VÍCTIMAS CULPABLES Y ANIMALES ABSUELTOS
Sheryll Reyes | LA VALIENTE

Era otra noche tranquila de patrullaje. Mariñez, un policía veterano a un mes de retirarse, iba de copiloto y encargado de las canciones en la patrulla que compartía con Ángeles, el feto policial que le habían adjudicado en la comisaria para que dejara una buena impronta en la unidad. Iba a ser una jornada cualquiera, hasta que por la radio les asignaron un posible homicidio a dos cuadras de su ubicación.
Al llegar a la dirección, Mariñez toca el timbre varias veces sin respuesta y, tras unas miradas con Ángeles, hacen una entrada forzada y apuntan sus armas al interior oscuro de la vivienda. Nada parecía indicar que había alguien allí. Una luz en el pasillo llamó su atención. Avanzaron hacia él y se dirigieron a las habitaciones.
Cuando Mariñez entró a la habitación principal y vio la sangre todavía fresca correr paredes abajo, puso el brazo para detener al novato de su compañero que le seguía dos pasos atrás. Era su primer día y le hubiera gustado haberle ahorrado aquel escenario. Pero ya era muy tarde.
Había mucha sangre en las paredes, en las ventanas y hasta en el techo. Era imposible que tanta sangre hubiera podido salir de un solo cuerpo. Maríñez avanzó y entonces lo distinguió.
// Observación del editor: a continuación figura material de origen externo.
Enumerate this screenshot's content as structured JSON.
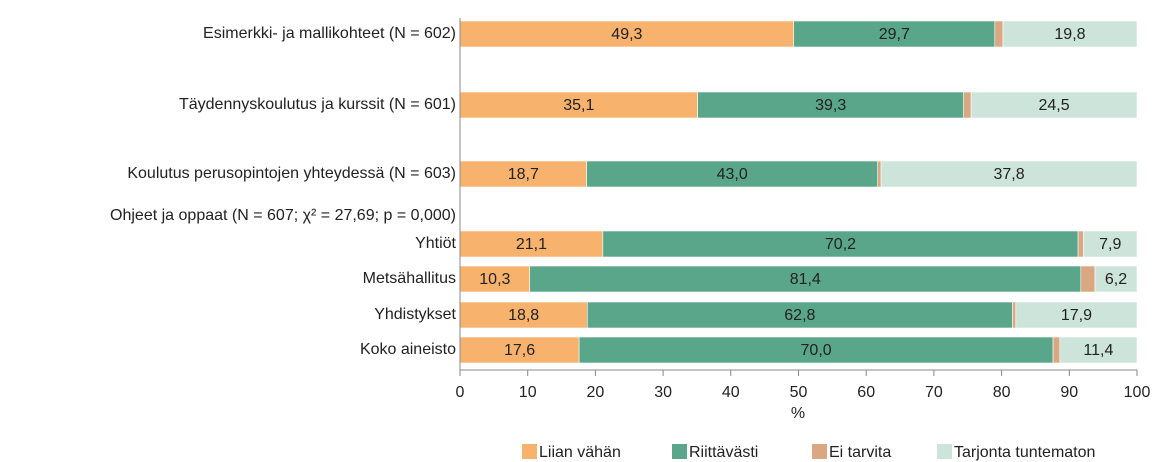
{
  "chart_data": {
    "type": "stacked_bar_horizontal",
    "categories": [
      "Esimerkki- ja mallikohteet (N = 602)",
      "Täydennyskoulutus ja kurssit (N = 601)",
      "Koulutus perusopintojen yhteydessä (N = 603)",
      "Ohjeet ja oppaat (N = 607; χ² = 27,69; p = 0,000)",
      "Yhtiöt",
      "Metsähallitus",
      "Yhdistykset",
      "Koko aineisto"
    ],
    "series": [
      {
        "name": "Liian vähän",
        "color": "#f7b26e",
        "values": [
          49.3,
          35.1,
          18.7,
          null,
          21.1,
          10.3,
          18.8,
          17.6
        ],
        "value_labels": [
          "49,3",
          "35,1",
          "18,7",
          null,
          "21,1",
          "10,3",
          "18,8",
          "17,6"
        ]
      },
      {
        "name": "Riittävästi",
        "color": "#5aa68a",
        "values": [
          29.7,
          39.3,
          43.0,
          null,
          70.2,
          81.4,
          62.8,
          70.0
        ],
        "value_labels": [
          "29,7",
          "39,3",
          "43,0",
          null,
          "70,2",
          "81,4",
          "62,8",
          "70,0"
        ]
      },
      {
        "name": "Ei tarvita",
        "color": "#d9a882",
        "values": [
          1.2,
          1.1,
          0.5,
          null,
          0.8,
          2.1,
          0.5,
          1.0
        ]
      },
      {
        "name": "Tarjonta tuntematon",
        "color": "#cde4da",
        "values": [
          19.8,
          24.5,
          37.8,
          null,
          7.9,
          6.2,
          17.9,
          11.4
        ],
        "value_labels": [
          "19,8",
          "24,5",
          "37,8",
          null,
          "7,9",
          "6,2",
          "17,9",
          "11,4"
        ]
      }
    ],
    "xlabel": "%",
    "xlim": [
      0,
      100
    ],
    "xticks": [
      0,
      10,
      20,
      30,
      40,
      50,
      60,
      70,
      80,
      90,
      100
    ],
    "legend": "bottom"
  }
}
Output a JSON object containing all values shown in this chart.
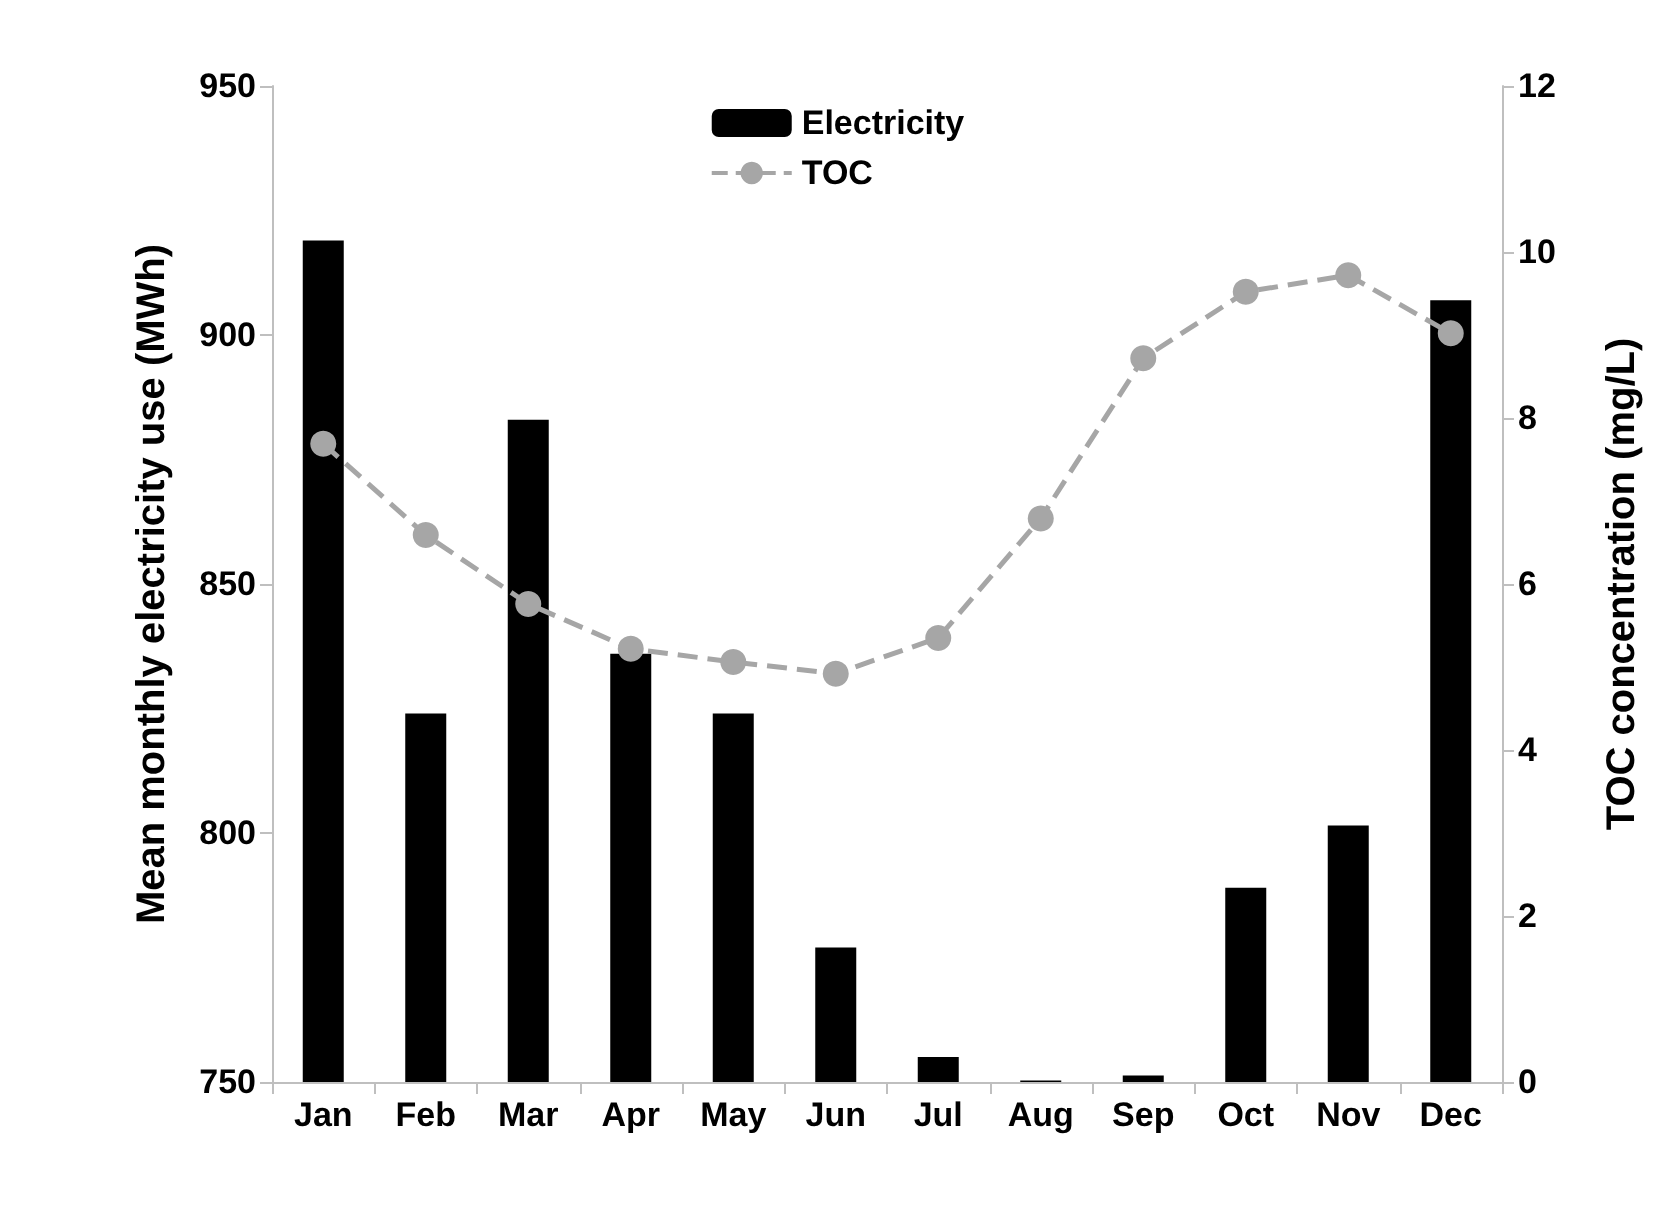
{
  "chart_data": {
    "type": "bar",
    "ylabel": "Mean monthly electricity use (MWh)",
    "y2label": "TOC concentration (mg/L)",
    "categories": [
      "Jan",
      "Feb",
      "Mar",
      "Apr",
      "May",
      "Jun",
      "Jul",
      "Aug",
      "Sep",
      "Oct",
      "Nov",
      "Dec"
    ],
    "series": [
      {
        "name": "Electricity",
        "color": "#000000",
        "values": [
          919,
          824,
          883,
          836,
          824,
          777,
          755,
          750.3,
          751.3,
          789,
          801.5,
          907
        ]
      },
      {
        "name": "TOC",
        "type": "line",
        "axis": "y2",
        "color": "#a6a6a6",
        "marker": "circle",
        "line_style": "dashed",
        "values": [
          7.69,
          6.59,
          5.76,
          5.22,
          5.06,
          4.92,
          5.35,
          6.79,
          8.72,
          9.52,
          9.72,
          9.02
        ]
      }
    ],
    "ylim": [
      750,
      950
    ],
    "yticks": [
      750,
      800,
      850,
      900,
      950
    ],
    "y2lim": [
      0,
      12
    ],
    "y2ticks": [
      0,
      2,
      4,
      6,
      8,
      10,
      12
    ],
    "grid": false,
    "legend": "top"
  }
}
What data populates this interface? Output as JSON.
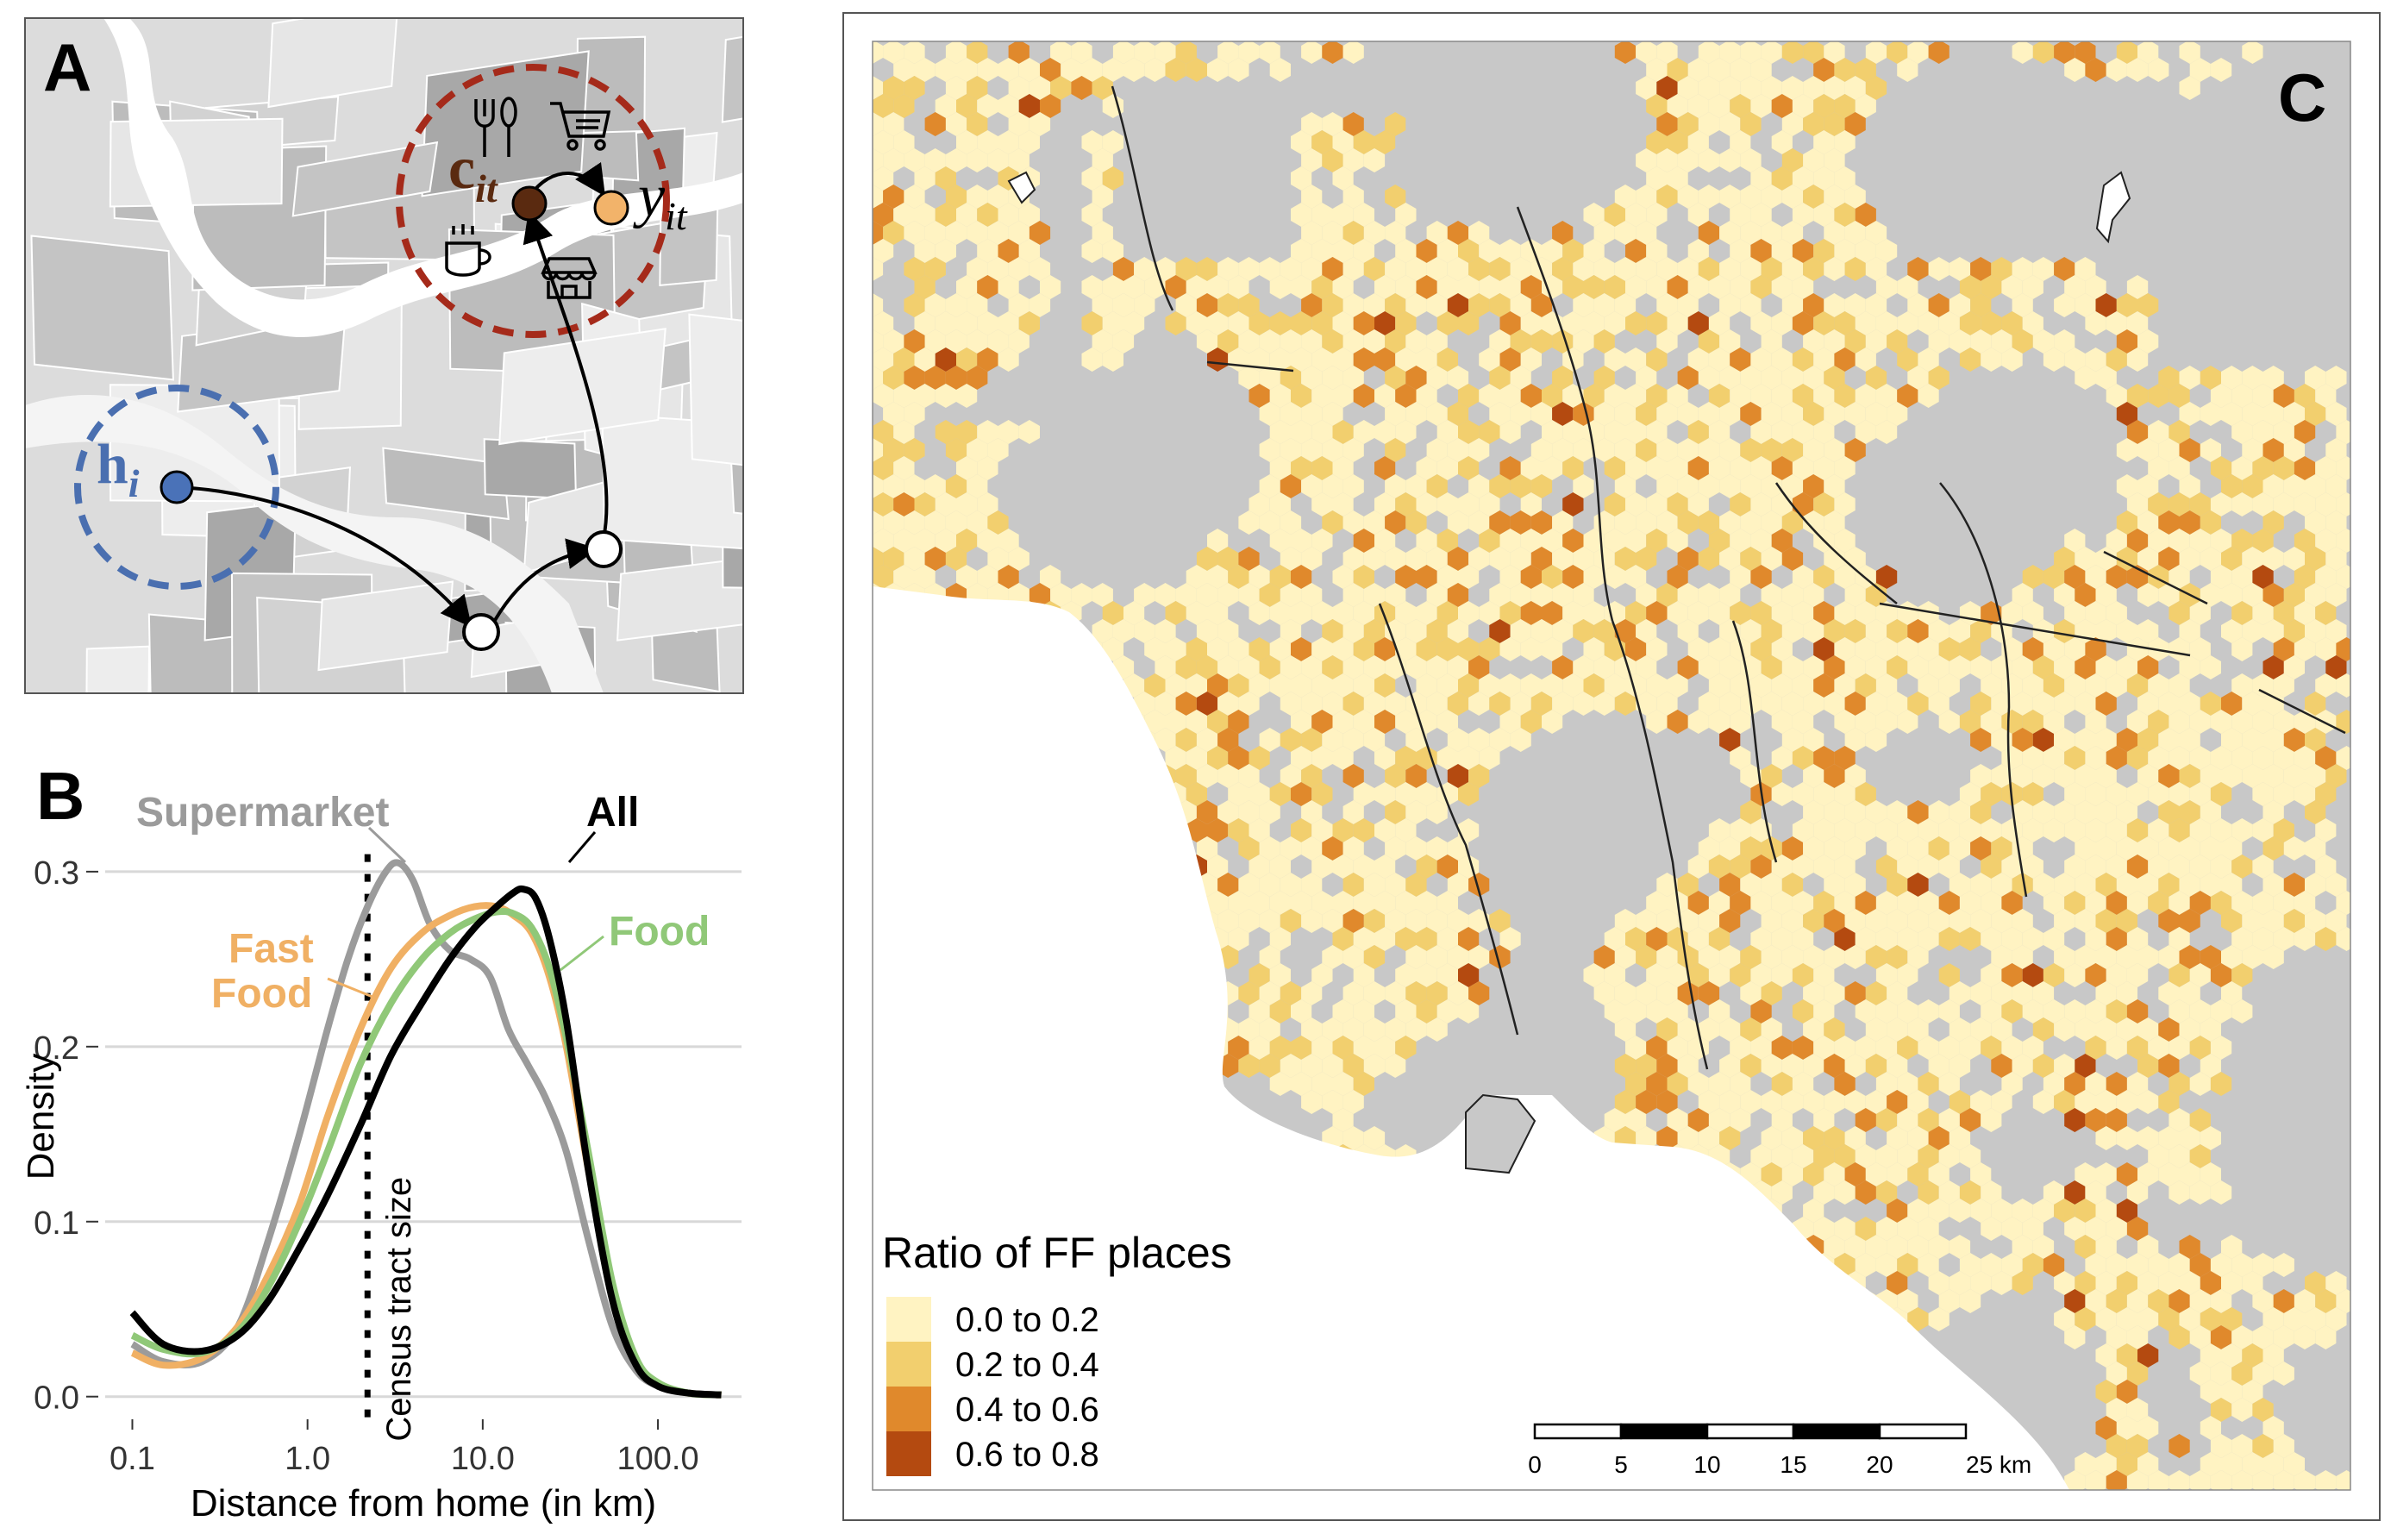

Era el cuerpo de un hombre corpulento que estaba tumbado boca abajo en ropa interior sobre un charco de sangre.
—Las heridas parecen de arma blanca, ve informando al forense que ya tiene que venir de camino. —dijo Mariñez, sin voltear a mirar a Ángeles.
Fue cuando Ángeles salió que Mariñez creyó escuchar un sonido desde el baño. Giró rápido y empuñó fuerte el arma en esa dirección. Avanzó.
El crujir de la puerta del baño al abrirse y la penumbra dentro no le impidió descubrir a una chica temblorosa y abrazada a sus piernas que empuñaba una navaja mariposa llena de sangre.
—Eh, ¿cómo te llamas? —preguntó con voz cortada Mariñez, sacando conjeturas de aquella escena.
Las luces policiales alumbraron los ojos húmedos de la chica al mirarlo. Y casi sin poder alzar el cuello, la chica contesta.
—Ma-Manuela…
—Vamos, Manuela, ya todo se ha acabado, estás a salvo.
Manuela mira a Mariñez con una media sonrisa.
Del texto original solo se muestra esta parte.